Wednesday, February 8, 2012

THE VOICE: The '80s Chanteuses (1 of 4)

["The Voice" is OUR ongoing series on unique & overlooked vocalists of any genre.
Any similarities between it and another network TV series -- including the logo -- is purely hallucinatory.]

While we were watching the final episode of Sam Dunn’s Metal Evolution series, the Beast played a game with the VH1 Classic ad campaign that offers a spate of enigmatic visuals corresponding to famous rock & roll icons (a “pumpkin” being “smashed”; a “flock of" flying "seagulls”; guy with a “radio” for a “head”, etc.). We managed to name all of them, save for a quick two-shot of a blonde-haired woman with a prominent metal bustier. The Beast blurted out “Madonna! Lady Gaga!” but our wife surprised us with “That chick from Missing Persons!”

Dale Frances Consalvi

It couldn’t have been, could it? A few years ago, we picked up a Missing Persons greatest hits CD for $7.99 – and it was the bargain of a lifetime.

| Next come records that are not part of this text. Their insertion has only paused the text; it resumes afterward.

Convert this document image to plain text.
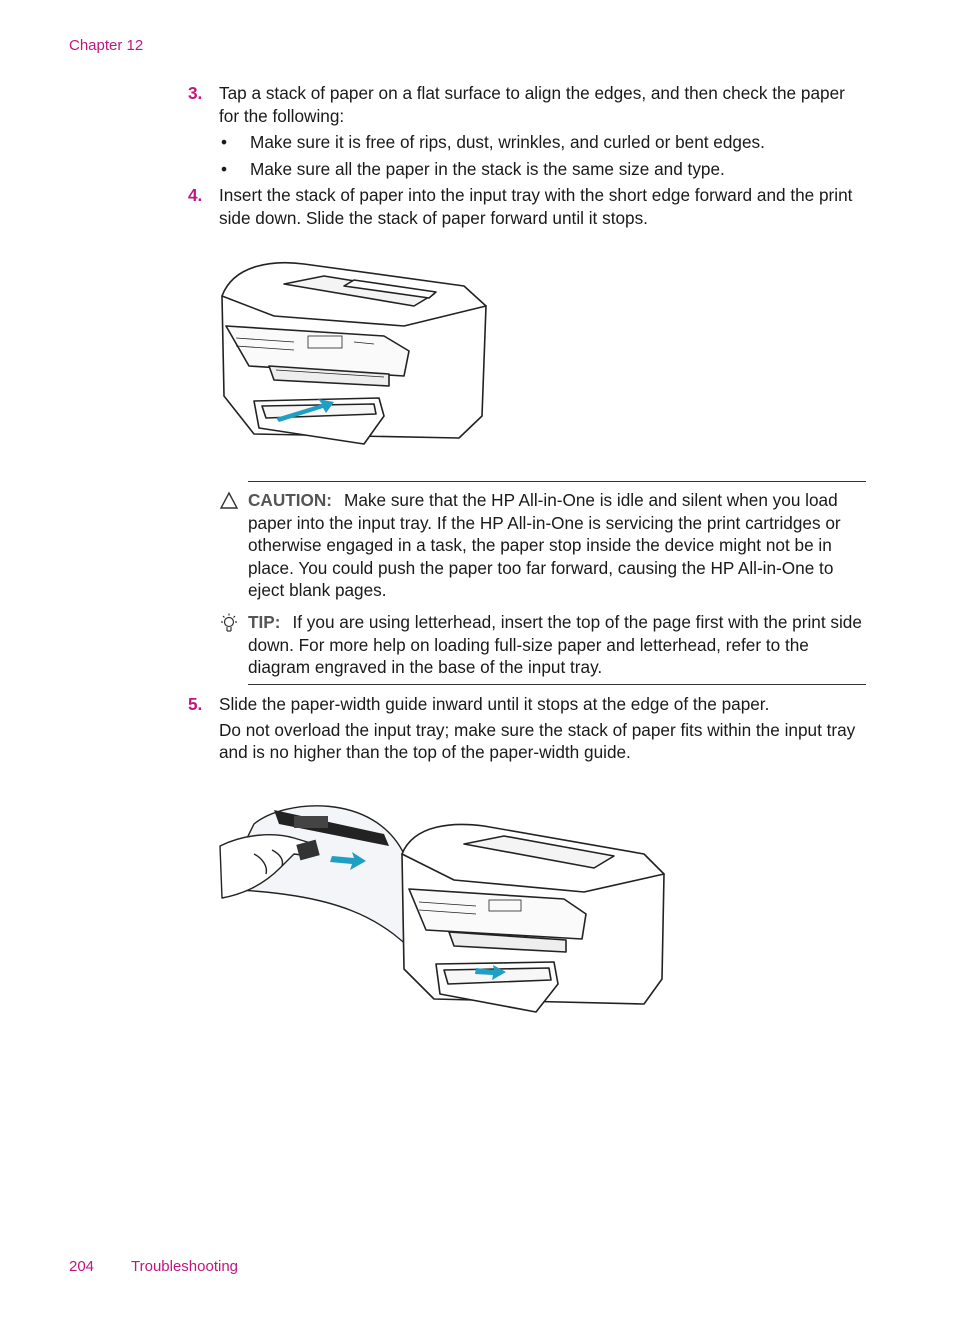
Chapter 12
3. Tap a stack of paper on a flat surface to align the edges, and then check the paper for the following:
• Make sure it is free of rips, dust, wrinkles, and curled or bent edges.
• Make sure all the paper in the stack is the same size and type.
4. Insert the stack of paper into the input tray with the short edge forward and the print side down. Slide the stack of paper forward until it stops.
CAUTION: Make sure that the HP All-in-One is idle and silent when you load paper into the input tray. If the HP All-in-One is servicing the print cartridges or otherwise engaged in a task, the paper stop inside the device might not be in place. You could push the paper too far forward, causing the HP All-in-One to eject blank pages.
TIP: If you are using letterhead, insert the top of the page first with the print side down. For more help on loading full-size paper and letterhead, refer to the diagram engraved in the base of the input tray.
5. Slide the paper-width guide inward until it stops at the edge of the paper.
Do not overload the input tray; make sure the stack of paper fits within the input tray and is no higher than the top of the paper-width guide.
204 Troubleshooting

We remembered lead vocalist Dale Bozzio as the New Wave sex siren who predated both Lady Gaga and Lady Miss Kier with her swap-meet-on-Mars fashion sense (like breasts floating in fishbowl bra cups with live goldfish) that led one one reviewer to describe her as “somewhere between Barbarella and Judy Jetson." She was svelte and angular with day-glo shocks of pink and aqua in her platinum blonde hair – think of a WW II pinup stamped on the side of an alien starfighter.

Of course, we of a certain Gen (X) know the songs: “Words,” “Destination Unknown” (later covered by Smashing Pumpkins), “Walking in L.A.,” “Give,” “Windows,” “Right Now,” “Mental Hopscotch.” (The arty “U.S. Drag” arguably is the tune where her vocals are most Gaga-like.) But why does this band still pop up on the modern rock radio? How have Missing Persons, despite being one of the first image-conscious New Wave bands thrown at the public by a nascent MTV, remained somewhat relevant?

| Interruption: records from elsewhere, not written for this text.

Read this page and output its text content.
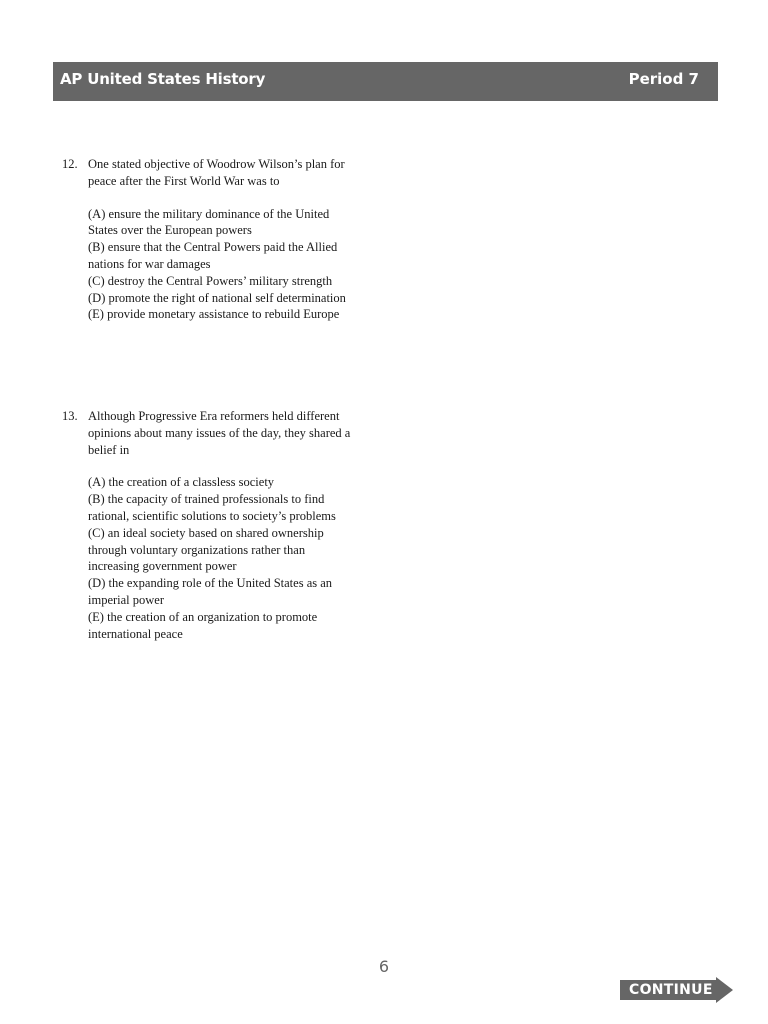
AP United States History	Period 7
12. One stated objective of Woodrow Wilson’s plan for peace after the First World War was to

(A) ensure the military dominance of the United States over the European powers

(B) ensure that the Central Powers paid the Allied nations for war damages

(C) destroy the Central Powers’ military strength

(D) promote the right of national self determination

(E) provide monetary assistance to rebuild Europe

13. Although Progressive Era reformers held different opinions about many issues of the day, they shared a belief in

(A) the creation of a classless society

(B) the capacity of trained professionals to find rational, scientific solutions to society’s problems

(C) an ideal society based on shared ownership through voluntary organizations rather than increasing government power

(D) the expanding role of the United States as an imperial power

(E) the creation of an organization to promote international peace

6
CONTINUE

First off, there’s Bozzio’s unmistakable vocals – among her own improbable influences are the hicuppy yelps of Buddy Holly (her trademark falsetto “ah!” sent a million geeks into lap-to-hand overdrive) and the loverlorn croon of Frank Sinatra. (One might also add in Dion and Debbie Harry.) Like her contemporaries -- mainly The Motels’ Martha Davis, The Waitresses' Patty Donahue and Quarterflash’s Rindy Ross -- Bozzio affected a sort of slick toughness. But her voice sounded truly otherwordly -- like a confused pleasure robot that just became self-aware.

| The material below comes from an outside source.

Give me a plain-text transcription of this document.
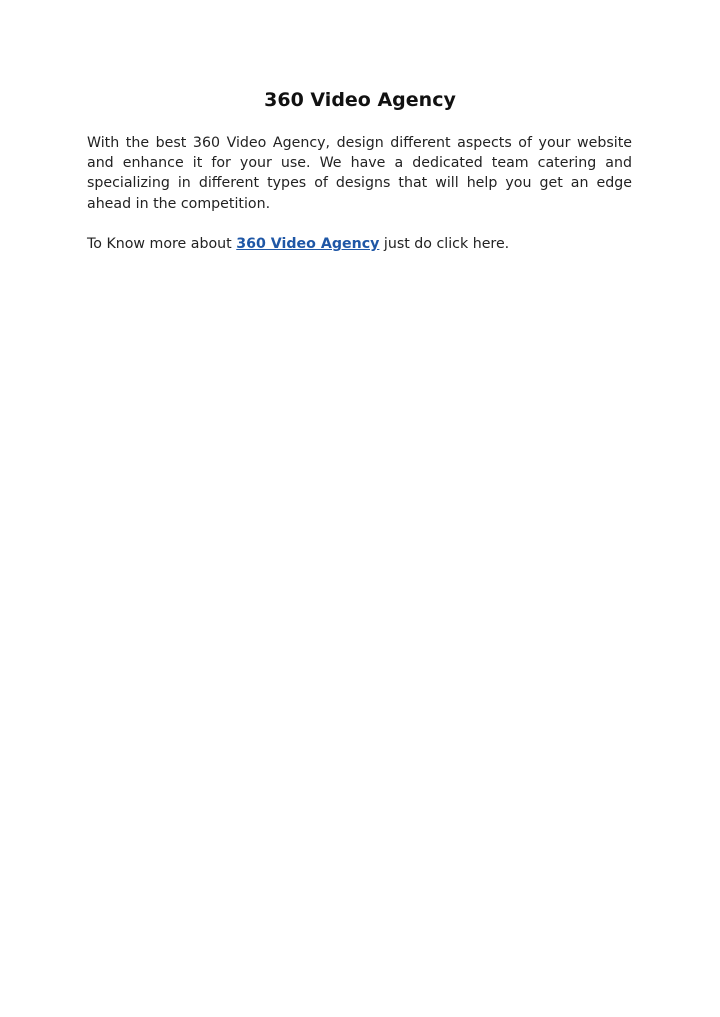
360 Video Agency

With the best 360 Video Agency, design different aspects of your website and enhance it for your use. We have a dedicated team catering and specializing in different types of designs that will help you get an edge ahead in the competition.

To Know more about 360 Video Agency just do click here.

Her heliumized chops, it turns out, was a perfect foil for Chuck Wild’s pre-trance synthesizer, which seemed handed down from German motorik music of the mid-1970s and the L.A. noir flourishes of the Doors’ Ray Manzarek. Both Bozzio and Wild kept the rest of the band -- including Dale's hubby and fellow Zappa collaborator Terry Bozzio -- from sounding fully rock & roll. Each seemed like they were trying mimic each other, like a flesh siren and artificial intelligence were meeting for the first time and figuring out how to get their groove on. It was this tension that ensured that a rock and roll singer would have an unwitting influence on the dance music of the next century – just check out all of the "Missing Persons Remix" albums on Spotify. (Dale even went onto the dance floor herself with the Prince-produced “Simon Simon,” which was a minor European hit in 1986.) Her broken-baby-doll vocals wound up influencing future indie divas like Santi “Santigold” White and Gwen Stefani.

And, of course, she was drop-dead gorgeous!